Morris Lillian R, Proffitt Kelly M, Blackburn Jason K
Spatial Epidemiology and Ecology Research Laboratory, Department of Geography, 3141 Turlington Hall, University of Florida, Gainesville, FL 32611.
Emerging Pathogens Institute, 2055 Mowry Road, University of Florida, Gainesville, FL 32611.
Appl Geogr. 2016 Nov;76:173-183. doi: 10.1016/j.apgeog.2016.09.025. Epub 2016 Sep 28.

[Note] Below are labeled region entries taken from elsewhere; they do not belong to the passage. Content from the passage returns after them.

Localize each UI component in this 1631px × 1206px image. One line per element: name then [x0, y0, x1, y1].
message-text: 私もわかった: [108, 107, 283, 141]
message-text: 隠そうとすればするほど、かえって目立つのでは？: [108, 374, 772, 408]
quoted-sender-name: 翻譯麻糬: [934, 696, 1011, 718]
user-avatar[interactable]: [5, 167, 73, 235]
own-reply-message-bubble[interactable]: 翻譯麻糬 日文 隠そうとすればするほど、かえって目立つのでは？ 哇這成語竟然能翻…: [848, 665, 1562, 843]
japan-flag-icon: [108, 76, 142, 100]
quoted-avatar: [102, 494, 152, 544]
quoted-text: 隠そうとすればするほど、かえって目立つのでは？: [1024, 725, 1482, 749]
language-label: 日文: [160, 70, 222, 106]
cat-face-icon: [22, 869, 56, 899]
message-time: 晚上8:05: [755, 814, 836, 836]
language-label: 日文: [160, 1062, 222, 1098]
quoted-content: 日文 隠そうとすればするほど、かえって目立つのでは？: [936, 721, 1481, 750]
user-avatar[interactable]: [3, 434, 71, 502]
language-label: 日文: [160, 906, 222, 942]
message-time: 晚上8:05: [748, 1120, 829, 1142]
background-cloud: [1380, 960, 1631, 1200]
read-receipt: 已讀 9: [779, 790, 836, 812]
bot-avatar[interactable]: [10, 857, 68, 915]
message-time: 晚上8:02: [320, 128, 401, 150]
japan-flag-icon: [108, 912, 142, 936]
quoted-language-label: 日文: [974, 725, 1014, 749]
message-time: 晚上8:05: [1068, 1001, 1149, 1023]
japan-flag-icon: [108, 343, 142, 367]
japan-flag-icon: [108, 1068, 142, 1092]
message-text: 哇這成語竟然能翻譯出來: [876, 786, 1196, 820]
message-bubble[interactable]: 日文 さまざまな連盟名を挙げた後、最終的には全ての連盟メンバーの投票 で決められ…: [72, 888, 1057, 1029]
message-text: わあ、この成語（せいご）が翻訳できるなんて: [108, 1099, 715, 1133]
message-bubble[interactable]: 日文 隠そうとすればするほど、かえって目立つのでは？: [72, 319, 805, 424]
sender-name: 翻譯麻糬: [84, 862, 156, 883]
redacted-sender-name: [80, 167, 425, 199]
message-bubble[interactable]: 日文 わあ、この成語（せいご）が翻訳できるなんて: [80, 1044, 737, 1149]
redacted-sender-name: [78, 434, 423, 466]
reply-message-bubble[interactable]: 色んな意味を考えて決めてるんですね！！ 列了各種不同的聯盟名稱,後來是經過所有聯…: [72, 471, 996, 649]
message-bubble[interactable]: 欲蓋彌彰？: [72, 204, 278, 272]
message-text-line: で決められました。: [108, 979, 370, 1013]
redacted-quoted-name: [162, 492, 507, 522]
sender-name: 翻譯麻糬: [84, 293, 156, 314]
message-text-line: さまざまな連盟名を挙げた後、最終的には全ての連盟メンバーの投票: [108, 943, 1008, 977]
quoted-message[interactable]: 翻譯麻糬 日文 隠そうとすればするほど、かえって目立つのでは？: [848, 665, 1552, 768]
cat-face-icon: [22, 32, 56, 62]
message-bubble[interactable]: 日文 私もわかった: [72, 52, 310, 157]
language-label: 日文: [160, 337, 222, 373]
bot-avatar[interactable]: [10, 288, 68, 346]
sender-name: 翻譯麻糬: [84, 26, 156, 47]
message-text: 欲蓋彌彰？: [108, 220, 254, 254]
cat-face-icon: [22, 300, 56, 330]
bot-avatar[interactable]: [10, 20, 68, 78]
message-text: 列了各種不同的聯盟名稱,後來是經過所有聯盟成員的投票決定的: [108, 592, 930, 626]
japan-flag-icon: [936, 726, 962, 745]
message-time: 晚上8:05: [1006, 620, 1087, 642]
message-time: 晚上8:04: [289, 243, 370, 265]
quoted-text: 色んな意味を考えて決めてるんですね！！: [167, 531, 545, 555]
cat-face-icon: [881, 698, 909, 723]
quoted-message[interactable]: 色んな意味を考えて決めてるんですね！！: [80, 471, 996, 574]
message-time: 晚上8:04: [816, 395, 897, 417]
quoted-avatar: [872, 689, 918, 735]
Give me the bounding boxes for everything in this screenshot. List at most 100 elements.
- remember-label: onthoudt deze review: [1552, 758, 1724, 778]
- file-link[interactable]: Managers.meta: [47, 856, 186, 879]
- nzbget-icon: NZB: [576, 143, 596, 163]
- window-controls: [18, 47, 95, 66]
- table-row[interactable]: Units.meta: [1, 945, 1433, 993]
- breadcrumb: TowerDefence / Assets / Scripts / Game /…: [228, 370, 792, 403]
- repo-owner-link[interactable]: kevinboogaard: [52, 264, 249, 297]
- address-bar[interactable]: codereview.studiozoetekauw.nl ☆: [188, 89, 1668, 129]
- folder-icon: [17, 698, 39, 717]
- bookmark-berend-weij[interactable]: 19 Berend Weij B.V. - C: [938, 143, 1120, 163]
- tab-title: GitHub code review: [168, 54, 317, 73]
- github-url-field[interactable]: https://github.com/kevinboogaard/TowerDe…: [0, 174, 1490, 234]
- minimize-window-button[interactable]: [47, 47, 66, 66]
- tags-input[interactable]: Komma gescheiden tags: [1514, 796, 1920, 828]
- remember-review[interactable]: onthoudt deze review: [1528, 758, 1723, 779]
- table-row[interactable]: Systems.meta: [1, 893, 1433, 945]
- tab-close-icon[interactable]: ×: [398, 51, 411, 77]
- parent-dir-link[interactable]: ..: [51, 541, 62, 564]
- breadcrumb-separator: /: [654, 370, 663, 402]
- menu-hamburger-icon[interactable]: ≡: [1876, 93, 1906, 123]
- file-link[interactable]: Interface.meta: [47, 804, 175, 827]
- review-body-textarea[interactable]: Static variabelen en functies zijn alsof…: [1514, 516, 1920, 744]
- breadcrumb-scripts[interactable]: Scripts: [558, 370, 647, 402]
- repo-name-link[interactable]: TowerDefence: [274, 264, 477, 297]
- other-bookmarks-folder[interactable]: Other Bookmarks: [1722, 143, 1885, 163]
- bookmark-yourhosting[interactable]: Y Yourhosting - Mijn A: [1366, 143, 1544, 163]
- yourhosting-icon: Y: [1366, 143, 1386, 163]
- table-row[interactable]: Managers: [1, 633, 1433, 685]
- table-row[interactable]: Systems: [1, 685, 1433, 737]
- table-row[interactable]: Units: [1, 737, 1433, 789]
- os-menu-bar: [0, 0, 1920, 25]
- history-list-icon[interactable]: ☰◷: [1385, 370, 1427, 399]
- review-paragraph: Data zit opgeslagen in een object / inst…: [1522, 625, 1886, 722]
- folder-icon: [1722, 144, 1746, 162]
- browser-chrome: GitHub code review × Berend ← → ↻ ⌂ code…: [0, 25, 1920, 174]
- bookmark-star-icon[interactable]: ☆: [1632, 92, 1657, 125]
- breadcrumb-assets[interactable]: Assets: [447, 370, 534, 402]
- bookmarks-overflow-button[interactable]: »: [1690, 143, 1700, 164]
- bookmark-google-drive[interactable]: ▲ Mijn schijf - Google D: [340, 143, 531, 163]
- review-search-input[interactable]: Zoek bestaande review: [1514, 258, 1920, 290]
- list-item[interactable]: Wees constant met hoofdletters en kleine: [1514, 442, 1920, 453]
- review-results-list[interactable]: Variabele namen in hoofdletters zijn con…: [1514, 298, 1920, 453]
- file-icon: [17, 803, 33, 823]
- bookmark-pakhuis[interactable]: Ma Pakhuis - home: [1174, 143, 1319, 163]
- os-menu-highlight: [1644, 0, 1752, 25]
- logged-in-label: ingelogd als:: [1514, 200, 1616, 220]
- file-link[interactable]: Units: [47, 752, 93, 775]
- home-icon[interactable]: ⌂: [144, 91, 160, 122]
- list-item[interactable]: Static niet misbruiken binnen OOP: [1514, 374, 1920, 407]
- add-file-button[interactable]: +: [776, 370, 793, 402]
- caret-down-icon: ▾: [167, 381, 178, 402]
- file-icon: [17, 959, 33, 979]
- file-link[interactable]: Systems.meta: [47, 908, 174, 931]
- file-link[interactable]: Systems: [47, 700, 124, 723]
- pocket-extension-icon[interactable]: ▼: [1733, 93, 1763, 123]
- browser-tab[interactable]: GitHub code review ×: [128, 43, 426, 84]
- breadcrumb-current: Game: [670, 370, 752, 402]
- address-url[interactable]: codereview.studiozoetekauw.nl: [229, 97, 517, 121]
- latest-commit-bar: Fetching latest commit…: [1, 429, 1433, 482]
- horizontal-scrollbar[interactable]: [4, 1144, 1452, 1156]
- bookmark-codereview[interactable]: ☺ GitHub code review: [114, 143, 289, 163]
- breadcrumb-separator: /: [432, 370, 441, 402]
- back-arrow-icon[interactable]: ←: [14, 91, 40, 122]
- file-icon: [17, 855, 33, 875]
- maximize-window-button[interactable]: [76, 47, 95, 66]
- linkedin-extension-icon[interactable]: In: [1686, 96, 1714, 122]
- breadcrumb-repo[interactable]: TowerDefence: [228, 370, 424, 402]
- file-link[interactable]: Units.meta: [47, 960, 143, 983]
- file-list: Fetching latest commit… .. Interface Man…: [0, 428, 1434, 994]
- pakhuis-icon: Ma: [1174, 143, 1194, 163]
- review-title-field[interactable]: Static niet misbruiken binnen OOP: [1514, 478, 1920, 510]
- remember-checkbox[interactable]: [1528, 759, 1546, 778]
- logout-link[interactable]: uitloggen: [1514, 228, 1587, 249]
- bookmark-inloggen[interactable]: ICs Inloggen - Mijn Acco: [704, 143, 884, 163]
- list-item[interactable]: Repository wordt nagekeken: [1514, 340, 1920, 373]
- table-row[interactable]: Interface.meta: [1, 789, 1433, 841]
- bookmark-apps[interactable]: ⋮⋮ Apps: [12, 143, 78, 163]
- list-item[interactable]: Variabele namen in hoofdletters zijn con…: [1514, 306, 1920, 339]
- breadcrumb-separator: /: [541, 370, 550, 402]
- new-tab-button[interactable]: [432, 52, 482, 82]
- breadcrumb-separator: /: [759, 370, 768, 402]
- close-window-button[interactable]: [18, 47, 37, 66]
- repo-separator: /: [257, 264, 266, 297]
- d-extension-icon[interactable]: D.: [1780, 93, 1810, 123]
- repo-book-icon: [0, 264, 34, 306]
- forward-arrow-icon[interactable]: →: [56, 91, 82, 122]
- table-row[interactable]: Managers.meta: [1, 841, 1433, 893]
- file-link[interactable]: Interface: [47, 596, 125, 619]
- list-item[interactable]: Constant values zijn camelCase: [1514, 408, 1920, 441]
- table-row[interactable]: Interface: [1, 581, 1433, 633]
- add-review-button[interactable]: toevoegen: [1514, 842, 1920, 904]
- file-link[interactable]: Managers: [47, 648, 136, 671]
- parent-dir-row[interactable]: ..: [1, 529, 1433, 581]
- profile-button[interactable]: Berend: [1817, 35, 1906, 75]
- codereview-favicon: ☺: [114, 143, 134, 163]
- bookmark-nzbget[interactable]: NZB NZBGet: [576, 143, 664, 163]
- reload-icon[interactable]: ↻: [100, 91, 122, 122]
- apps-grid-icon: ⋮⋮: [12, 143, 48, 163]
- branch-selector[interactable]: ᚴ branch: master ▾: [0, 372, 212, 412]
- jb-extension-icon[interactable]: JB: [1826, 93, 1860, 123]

Predicting the spatial distribution of animals is an important and widely used tool with applications in wildlife management, conservation, and population health. Wildlife telemetry technology coupled with the availability of spatial data and GIS software have facilitated advancements in species distribution modeling. There are also challenges related to these advancements including the accurate and appropriate implementation of species distribution modeling methodology. Resource Selection Function (RSF) modeling is a commonly used approach for understanding species distributions and habitat usage, and mapping the RSF results can enhance study findings and make them more accessible to researchers and wildlife managers. Currently, there is no consensus in the literature on the most appropriate method for mapping RSF results, methods are frequently not described, and mapping approaches are not always related to accuracy metrics. We conducted a systematic review of the RSF literature to summarize the methods used to map RSF outputs, discuss the relationship between mapping approaches and accuracy metrics, performed a case study on the implications of employing different mapping methods, and provide recommendations as to appropriate mapping techniques for RSF studies. We found extensive variability in methodology for mapping RSF results. Our case study revealed that the most commonly used approaches for mapping RSF results led to notable differences in the visual interpretation of RSF results, and there is a concerning disconnect between accuracy metrics and mapping methods. We make 5 recommendations for researchers mapping the results of RSF studies, which are focused on carefully selecting and describing the method used to map RSF studies, and relating mapping approaches to accuracy metrics.
预测动物的空间分布是一种重要且广泛应用的工具,在野生动物管理、保护及种群健康方面都有应用。野生动物遥测技术与空间数据及地理信息系统(GIS)软件的可得性推动了物种分布建模的进展。这些进展也带来了一些挑战,包括物种分布建模方法的准确和恰当实施。资源选择函数(RSF)建模是理解物种分布和栖息地利用情况以及绘制RSF结果图的常用方法,这可以增强研究结果,并使研究人员和野生动物管理者更容易获取这些结果。目前,文献中对于绘制RSF结果的最合适方法尚无共识,方法常常未被描述,且绘图方法并不总是与准确性指标相关。我们对RSF文献进行了系统综述,以总结用于绘制RSF输出结果的方法,讨论绘图方法与准确性指标之间的关系,就采用不同绘图方法的影响进行了案例研究,并为RSF研究提供合适绘图技术的建议。我们发现绘制RSF结果的方法存在很大差异。我们的案例研究表明,绘制RSF结果最常用的方法导致RSF结果的视觉解读存在显著差异,而且准确性指标与绘图方法之间存在令人担忧的脱节。我们为绘制RSF研究结果的研究人员提出了5条建议,重点是仔细选择和描述用于绘制RSF研究的方法,并将绘图方法与准确性指标联系起来。